Mereka pun tak segan bertemu dan saling berbincang tanpa harus menukar
keilmuannya atau mengalahkan yang lain.
Multikultur tidakk jauh seumpama gado-gado atau salad
yang masing–masing punya rasa namun melebur. Mereka paham dan mengenal apa itu perbedaan-perbedaan.
Mengenal perbedaan inilah yang penting. Maka,
di saat yang sama ketika situasi politik saat itu menuju pada tingkat represi yang
semakin tinggi (yang dilakukan rezim orde baru) dan hendak mengebiri rasa kebersamaan
dan mengabaikan martabat kemanusiaan, ada semacam paduan suara penolakan yang melantun
bersama dalam gejolak di masyarakat. Baik di tingkat perguruan tinggi,
maupunlapisan masyarakat kebanyakan. Tak heran jika situasi represif itu justru
memompa kemunculan gerakan-gerakan sosial kemasyarakatan seperti contoh FKMY
(Forum Komunikasi mahasiswa Yogyakarta) yang digagas saat munculnya kebijakan
NKK/BKK dan kemudian menjadi DMPY dan SMY, Rode. Kemudian muncul pula komunitas Kyai Kanjeng.

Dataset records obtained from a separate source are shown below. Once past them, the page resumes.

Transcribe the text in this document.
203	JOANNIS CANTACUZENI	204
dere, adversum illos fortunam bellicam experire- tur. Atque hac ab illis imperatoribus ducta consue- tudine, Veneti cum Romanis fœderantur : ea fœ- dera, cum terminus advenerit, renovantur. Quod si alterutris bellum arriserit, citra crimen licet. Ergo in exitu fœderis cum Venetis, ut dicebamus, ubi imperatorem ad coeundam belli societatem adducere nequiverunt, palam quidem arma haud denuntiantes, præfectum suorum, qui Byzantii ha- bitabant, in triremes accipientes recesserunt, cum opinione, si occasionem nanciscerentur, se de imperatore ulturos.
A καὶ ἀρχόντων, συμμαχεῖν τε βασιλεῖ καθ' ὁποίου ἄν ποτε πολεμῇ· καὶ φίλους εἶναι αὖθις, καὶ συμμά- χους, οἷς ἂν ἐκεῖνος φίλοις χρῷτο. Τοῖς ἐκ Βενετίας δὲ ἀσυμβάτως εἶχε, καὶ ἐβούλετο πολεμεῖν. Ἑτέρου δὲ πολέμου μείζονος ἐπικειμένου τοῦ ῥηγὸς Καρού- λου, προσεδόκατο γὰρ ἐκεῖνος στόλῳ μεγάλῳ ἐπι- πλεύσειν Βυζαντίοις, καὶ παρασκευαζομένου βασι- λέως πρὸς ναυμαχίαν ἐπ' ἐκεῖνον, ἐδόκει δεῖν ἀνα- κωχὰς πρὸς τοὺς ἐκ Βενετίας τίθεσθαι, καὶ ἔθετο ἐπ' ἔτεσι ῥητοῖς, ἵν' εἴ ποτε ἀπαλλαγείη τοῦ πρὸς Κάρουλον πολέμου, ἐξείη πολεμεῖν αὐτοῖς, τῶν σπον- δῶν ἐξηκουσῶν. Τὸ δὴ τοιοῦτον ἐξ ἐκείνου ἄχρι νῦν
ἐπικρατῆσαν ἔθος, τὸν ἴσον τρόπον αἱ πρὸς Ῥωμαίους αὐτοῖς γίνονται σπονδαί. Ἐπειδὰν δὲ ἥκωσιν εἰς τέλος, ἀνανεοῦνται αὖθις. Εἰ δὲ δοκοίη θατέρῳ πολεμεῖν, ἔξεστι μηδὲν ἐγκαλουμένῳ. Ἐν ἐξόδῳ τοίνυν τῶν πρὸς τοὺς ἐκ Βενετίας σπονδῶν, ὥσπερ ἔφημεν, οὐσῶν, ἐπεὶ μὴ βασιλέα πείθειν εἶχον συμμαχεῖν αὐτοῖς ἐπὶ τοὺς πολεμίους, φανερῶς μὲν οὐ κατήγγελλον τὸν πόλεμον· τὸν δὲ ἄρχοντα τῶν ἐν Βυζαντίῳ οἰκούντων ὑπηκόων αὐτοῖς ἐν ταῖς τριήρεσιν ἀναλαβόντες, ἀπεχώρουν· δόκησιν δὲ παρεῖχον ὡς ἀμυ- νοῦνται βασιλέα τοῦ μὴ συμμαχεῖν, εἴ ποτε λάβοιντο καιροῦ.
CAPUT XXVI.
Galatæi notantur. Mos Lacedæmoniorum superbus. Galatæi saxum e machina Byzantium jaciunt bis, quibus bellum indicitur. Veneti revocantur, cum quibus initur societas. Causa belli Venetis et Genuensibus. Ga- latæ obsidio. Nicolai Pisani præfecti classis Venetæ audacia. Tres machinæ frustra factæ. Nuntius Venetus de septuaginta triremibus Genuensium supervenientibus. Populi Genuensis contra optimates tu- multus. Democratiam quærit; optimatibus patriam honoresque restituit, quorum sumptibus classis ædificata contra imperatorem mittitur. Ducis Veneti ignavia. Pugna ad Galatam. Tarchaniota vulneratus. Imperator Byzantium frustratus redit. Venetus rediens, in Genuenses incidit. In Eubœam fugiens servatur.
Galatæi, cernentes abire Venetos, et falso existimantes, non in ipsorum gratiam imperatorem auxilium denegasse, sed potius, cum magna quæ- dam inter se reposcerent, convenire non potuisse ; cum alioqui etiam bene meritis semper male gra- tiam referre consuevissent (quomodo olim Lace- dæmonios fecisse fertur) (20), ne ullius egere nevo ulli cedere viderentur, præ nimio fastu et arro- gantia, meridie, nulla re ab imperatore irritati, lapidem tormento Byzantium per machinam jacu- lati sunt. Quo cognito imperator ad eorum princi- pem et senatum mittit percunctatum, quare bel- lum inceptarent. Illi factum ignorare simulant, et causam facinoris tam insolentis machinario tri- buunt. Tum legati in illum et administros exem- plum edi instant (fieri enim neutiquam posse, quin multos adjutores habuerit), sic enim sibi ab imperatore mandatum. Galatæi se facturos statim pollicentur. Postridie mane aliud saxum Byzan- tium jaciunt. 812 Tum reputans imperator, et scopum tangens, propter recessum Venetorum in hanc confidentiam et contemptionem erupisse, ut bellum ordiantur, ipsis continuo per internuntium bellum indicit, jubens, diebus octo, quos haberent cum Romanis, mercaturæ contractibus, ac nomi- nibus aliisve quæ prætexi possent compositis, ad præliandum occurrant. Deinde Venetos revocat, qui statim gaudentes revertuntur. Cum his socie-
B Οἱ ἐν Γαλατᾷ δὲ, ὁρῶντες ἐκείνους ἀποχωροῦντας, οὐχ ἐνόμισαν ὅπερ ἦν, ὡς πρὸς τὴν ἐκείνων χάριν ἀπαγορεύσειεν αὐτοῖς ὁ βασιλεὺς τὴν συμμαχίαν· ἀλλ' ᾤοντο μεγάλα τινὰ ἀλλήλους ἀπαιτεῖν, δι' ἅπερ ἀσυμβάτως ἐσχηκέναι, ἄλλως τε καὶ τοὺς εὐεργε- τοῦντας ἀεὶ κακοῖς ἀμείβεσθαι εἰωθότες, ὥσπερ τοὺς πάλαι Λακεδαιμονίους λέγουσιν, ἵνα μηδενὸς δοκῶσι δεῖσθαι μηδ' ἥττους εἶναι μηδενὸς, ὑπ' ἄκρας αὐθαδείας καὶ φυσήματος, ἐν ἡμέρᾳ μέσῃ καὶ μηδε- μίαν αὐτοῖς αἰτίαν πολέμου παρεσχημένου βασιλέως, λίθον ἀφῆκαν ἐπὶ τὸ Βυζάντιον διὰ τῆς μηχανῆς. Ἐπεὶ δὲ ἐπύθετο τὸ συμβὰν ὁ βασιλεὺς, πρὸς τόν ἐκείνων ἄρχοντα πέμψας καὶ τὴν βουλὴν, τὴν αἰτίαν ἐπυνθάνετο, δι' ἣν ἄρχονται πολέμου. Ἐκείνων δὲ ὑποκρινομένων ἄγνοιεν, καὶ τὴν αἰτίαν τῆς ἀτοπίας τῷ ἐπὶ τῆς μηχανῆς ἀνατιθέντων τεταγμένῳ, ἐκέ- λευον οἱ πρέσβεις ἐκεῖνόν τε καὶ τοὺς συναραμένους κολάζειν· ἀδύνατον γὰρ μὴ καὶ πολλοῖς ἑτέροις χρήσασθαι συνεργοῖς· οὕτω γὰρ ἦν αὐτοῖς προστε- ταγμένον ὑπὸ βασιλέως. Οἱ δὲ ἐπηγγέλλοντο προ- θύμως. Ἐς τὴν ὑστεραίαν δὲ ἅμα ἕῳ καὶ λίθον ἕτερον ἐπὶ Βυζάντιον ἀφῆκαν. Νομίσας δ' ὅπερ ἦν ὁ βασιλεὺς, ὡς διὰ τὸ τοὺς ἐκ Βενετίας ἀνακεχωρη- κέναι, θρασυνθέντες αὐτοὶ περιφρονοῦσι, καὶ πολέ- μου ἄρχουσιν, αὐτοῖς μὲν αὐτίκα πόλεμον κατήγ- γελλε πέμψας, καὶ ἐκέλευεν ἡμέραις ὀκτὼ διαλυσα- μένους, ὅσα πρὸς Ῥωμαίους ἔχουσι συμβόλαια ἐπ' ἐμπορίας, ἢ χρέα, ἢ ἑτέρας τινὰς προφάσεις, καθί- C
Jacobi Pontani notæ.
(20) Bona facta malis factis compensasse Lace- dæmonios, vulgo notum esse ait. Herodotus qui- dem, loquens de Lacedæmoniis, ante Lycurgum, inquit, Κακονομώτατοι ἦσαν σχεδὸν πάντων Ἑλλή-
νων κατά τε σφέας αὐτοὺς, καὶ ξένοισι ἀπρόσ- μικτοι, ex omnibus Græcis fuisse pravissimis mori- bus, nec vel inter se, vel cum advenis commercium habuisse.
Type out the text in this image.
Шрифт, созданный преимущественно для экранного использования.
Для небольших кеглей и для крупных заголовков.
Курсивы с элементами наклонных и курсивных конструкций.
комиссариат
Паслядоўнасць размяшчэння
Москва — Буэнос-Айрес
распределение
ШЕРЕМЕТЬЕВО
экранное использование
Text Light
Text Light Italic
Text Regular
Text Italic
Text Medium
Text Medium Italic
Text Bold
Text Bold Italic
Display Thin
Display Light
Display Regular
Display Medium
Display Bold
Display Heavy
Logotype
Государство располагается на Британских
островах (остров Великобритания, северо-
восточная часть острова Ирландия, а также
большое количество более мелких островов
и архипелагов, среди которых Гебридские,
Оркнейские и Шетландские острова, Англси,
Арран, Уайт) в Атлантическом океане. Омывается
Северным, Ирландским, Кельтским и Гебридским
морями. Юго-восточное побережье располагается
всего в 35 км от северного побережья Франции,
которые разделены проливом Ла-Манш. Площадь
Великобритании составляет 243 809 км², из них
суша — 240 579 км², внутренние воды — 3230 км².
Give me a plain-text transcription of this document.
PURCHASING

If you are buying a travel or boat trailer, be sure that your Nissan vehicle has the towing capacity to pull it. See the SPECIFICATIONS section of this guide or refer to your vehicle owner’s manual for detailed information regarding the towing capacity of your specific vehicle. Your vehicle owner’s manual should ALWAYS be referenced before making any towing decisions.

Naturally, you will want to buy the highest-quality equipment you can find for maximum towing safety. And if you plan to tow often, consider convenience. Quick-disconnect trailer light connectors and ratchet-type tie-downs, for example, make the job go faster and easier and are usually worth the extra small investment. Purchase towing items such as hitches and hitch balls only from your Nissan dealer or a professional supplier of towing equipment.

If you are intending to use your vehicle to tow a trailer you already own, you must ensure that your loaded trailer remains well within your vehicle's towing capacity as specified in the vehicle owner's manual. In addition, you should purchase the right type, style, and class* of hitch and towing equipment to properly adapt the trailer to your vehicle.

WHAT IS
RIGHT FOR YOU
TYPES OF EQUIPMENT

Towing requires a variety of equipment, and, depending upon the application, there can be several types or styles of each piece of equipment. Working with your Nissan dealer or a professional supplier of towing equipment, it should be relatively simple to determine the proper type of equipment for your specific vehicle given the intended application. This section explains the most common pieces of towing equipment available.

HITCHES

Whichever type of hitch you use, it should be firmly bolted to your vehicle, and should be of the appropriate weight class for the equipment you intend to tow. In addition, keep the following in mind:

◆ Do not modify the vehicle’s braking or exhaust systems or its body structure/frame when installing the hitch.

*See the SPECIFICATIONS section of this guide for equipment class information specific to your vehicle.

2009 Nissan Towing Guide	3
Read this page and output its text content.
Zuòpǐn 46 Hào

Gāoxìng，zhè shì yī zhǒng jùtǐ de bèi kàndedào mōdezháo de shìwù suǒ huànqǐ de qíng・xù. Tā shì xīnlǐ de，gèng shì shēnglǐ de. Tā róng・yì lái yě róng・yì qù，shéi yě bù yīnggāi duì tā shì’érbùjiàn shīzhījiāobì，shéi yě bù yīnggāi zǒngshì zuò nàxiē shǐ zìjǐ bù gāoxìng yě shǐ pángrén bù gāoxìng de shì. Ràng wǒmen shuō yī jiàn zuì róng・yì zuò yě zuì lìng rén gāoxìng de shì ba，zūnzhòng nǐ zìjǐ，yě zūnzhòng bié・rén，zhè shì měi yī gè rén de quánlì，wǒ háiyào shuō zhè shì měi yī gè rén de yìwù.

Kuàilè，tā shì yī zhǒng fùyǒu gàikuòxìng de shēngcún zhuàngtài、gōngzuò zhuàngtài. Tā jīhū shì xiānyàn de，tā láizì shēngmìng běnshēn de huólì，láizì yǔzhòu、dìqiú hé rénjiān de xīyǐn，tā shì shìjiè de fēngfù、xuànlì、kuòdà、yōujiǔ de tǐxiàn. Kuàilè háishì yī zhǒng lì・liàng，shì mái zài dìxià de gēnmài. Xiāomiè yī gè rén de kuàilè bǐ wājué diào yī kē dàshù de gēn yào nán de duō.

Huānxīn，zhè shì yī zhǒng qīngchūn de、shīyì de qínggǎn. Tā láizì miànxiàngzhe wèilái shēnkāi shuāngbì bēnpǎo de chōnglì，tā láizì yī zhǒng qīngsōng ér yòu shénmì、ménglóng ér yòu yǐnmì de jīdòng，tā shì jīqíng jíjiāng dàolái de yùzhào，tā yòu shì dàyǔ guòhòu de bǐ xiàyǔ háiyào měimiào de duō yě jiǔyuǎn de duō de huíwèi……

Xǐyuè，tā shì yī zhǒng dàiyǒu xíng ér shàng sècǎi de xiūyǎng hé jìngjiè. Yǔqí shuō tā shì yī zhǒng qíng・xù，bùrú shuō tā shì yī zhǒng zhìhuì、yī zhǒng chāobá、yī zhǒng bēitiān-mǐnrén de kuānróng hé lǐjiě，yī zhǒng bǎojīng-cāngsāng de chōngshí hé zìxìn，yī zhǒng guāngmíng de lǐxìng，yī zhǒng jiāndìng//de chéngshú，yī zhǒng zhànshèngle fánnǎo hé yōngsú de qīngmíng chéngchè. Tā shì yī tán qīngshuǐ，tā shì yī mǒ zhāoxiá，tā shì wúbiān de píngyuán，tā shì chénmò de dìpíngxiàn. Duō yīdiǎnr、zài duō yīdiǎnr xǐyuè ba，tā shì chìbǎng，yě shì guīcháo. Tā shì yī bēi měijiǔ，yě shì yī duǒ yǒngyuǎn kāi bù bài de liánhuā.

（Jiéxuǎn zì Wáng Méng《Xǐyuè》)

Di satu sisi, gerakan formal ekstra kampus pun kembali bergerak dalam ranah
perjuangannya sendiri seperti Kelompok Cipayung (PMKRI, HMI, GMNI, GMKI, PMII
dll). Tak cukup di situ, kita bisa menjumpai kelompok-kelompok studi di
kampus-kampus yang kemudian berjuang lewat gerakan jurnalistik (pers kampus).
Semuanya membaitkan perlawanan terhadap reduksi kebebasan dan hak masyarakat.
Teori sosial ke 3 dari Ricardo L. Garcia (1982) yang
menjelaskan hubungan antar individu dalam masyarakat yang beragam ini
sepertinya sesuai dengan harapan dan perjuangan yang dilakukan masyarakat saat
itu, dimana masyarakat multikulturalisme yakni: ...Individu- individu yang beragam latar belakang agama, etnik, bahasa
dan budaya memiliki hak untuk mengekspresikan identitas budayanya secara demokratis
dengan tidak meminggirkan budaya kelompok minoritas.
MULTIKULTUR DI
YOGYA SAAT INI
Melihat Yogyakarta sekarang seolah segala peristiwa
pertemuan dan perayaan itu hilang tak tercium tak membekas. Yogyakarta kini
adalah kota dengan tingkat kekerasan berdasarkan SARA paling tinggi di Indonesia. Yang terakhir terjadi adalah peristiwa
penyerbuan Camping rohani yang diadakan jemaat Kristen Advent hari ke tujuh
oleh FJI (front Jihad Islamiyah), kemudian pemblokiran Gereja Kristen di Bantul
dan terakhir adalah penolakan FUI (Forum Umat Islam/Ukhuwah Islamiyah) terhadap
Goa Maria Giriwening Kamis lalu (10/7) yang memaksa agar Pemkab Gunung Kidul
tidak memberi ijin terhadap kegiatan umat Katholik di sana. Apa sebenarnya yang
terjadi?
John Naisbitt dan Patricia Aburdene (1990) sebetulnya telah mencoba menyadarkan kita
bahwa akhir abad XX akan terjadi lompatan besar kemajuan tekhnologi yang
mengakibatkan perubahan besar-besaran tata nilai dalam kehidupan. Munculnya
media elektronik seperti TV yang beragam, adanya CD, VCD, DVD serta Hp dan
internet adalah faktor-faktor pendukung akselerasi perubahan nilai kehidupan
masyarakat tersebut. Ruang-ruang diskusi dan pertemuan tergantikan dengan gadget-gadget baru. Masyarakat menjadi
lebih individual sedangkan relasi rasa yang hanya bisa dibangun saat manusia
bertemu dengan manusia lain menjadi hilang. Duniapun seolah menjadi
perkampungan global dimana antar negara tak ada lagi sekat batas kecuali batas
teritorial. Pandangan masyarakat terhadap nilai-nilai kehidupan pun berubah.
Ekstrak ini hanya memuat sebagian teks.